Equidistribution of divergent orbits of the diagonal group in the space of lattices

TL;DR

This paper investigates the distributional behavior of divergent orbits of diagonal groups in lattice spaces, establishing conditions for equidistribution and limitations on orbit confinement in higher dimensions.

Contribution

It introduces invariants for divergent orbits and proves equidistribution results using entropy and measure rigidity methods.

Findings

Virtually all divergent orbits of a specific type become equidistributed as discriminant increases.

In dimensions three and higher, only a few divergent orbits can remain in a compact set before diverging.
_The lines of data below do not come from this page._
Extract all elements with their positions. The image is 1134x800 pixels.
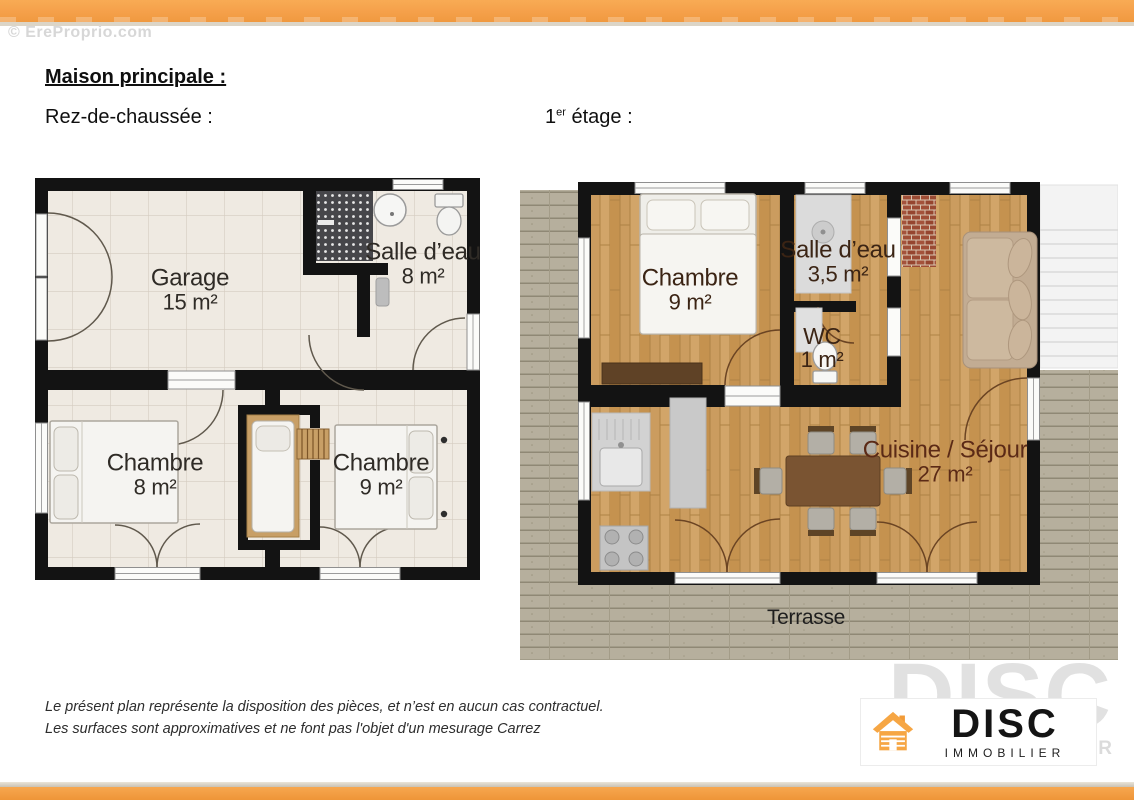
first-floor-ordinal: er <box>556 106 566 118</box>
house-icon <box>871 709 915 755</box>
room-label-salle-deau: Salle d’eau 3,5 m² <box>780 238 895 287</box>
sink-icon <box>374 194 406 226</box>
sofa-icon <box>963 232 1037 368</box>
room-label-wc: WC 1 m² <box>801 324 844 372</box>
disclaimer-line-2: Les surfaces sont approximatives et ne f… <box>45 719 604 741</box>
kitchen-island-icon <box>670 398 706 508</box>
first-floor-heading: 1er étage : <box>545 106 633 129</box>
room-label-chambre-2: Chambre 9 m² <box>333 451 430 500</box>
site-watermark: © EreProprio.com <box>8 24 152 42</box>
dresser-icon <box>602 363 702 384</box>
room-label-garage: Garage 15 m² <box>151 266 229 315</box>
disclaimer: Le présent plan représente la dispositio… <box>45 697 604 741</box>
fireplace-icon <box>902 195 936 267</box>
agency-logo: DISC IMMOBILIER <box>860 698 1097 766</box>
disclaimer-line-1: Le présent plan représente la dispositio… <box>45 697 604 719</box>
top-orange-bar <box>0 0 1134 22</box>
first-floor-plan: Chambre 9 m² Salle d’eau 3,5 m² WC 1 m² … <box>520 180 1118 660</box>
stairs-icon <box>297 429 329 459</box>
agency-brand: DISC <box>951 704 1059 744</box>
first-floor-text: étage : <box>566 106 633 128</box>
room-label-cuisine-sejour: Cuisine / Séjour 27 m² <box>863 438 1028 487</box>
kitchen-counter-icon <box>592 413 650 491</box>
top-divider-line <box>0 22 1134 26</box>
stove-icon <box>600 526 648 570</box>
exterior-stairs-icon <box>1040 185 1118 368</box>
toilet-icon <box>435 194 463 235</box>
page-title: Maison principale : <box>45 66 226 89</box>
room-label-terrasse: Terrasse <box>767 607 845 629</box>
ground-floor-heading: Rez-de-chaussée : <box>45 106 213 129</box>
room-label-chambre: Chambre 9 m² <box>642 266 739 315</box>
first-floor-number: 1 <box>545 106 556 128</box>
agency-subtitle: IMMOBILIER <box>945 746 1066 760</box>
single-bed-icon <box>247 415 299 537</box>
room-label-chambre-1: Chambre 8 m² <box>107 451 204 500</box>
bottom-orange-bar <box>0 787 1134 800</box>
room-label-salle-deau: Salle d’eau 8 m² <box>365 240 480 289</box>
agency-logo-text: DISC IMMOBILIER <box>924 704 1086 760</box>
ground-floor-plan: Garage 15 m² Salle d’eau 8 m² Chambre 8 … <box>35 178 480 580</box>
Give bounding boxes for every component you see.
The study links orbit invariants to their distributional limits in the space of lattices.

Abstract

We consider divergent orbits of the group of diagonal matrices in the space of lattices in Euclidean space. We define two natural numerical invariants of such orbits: The discriminant - an integer - and the type - an integer vector. We then study the question of the limit distributional behaviour of these orbits as the discriminant goes to infinity. Using entropy methods we prove that for divergent orbits of a specific type, virtually any sequence of orbits equidistribute as the discriminant goes to infinity. Using measure rigidity for higher rank diagonal actions we complement this result and show that in dimension 3 or higher only very few of these divergent orbits can spend all of their life-span in a given compact set before they diverge.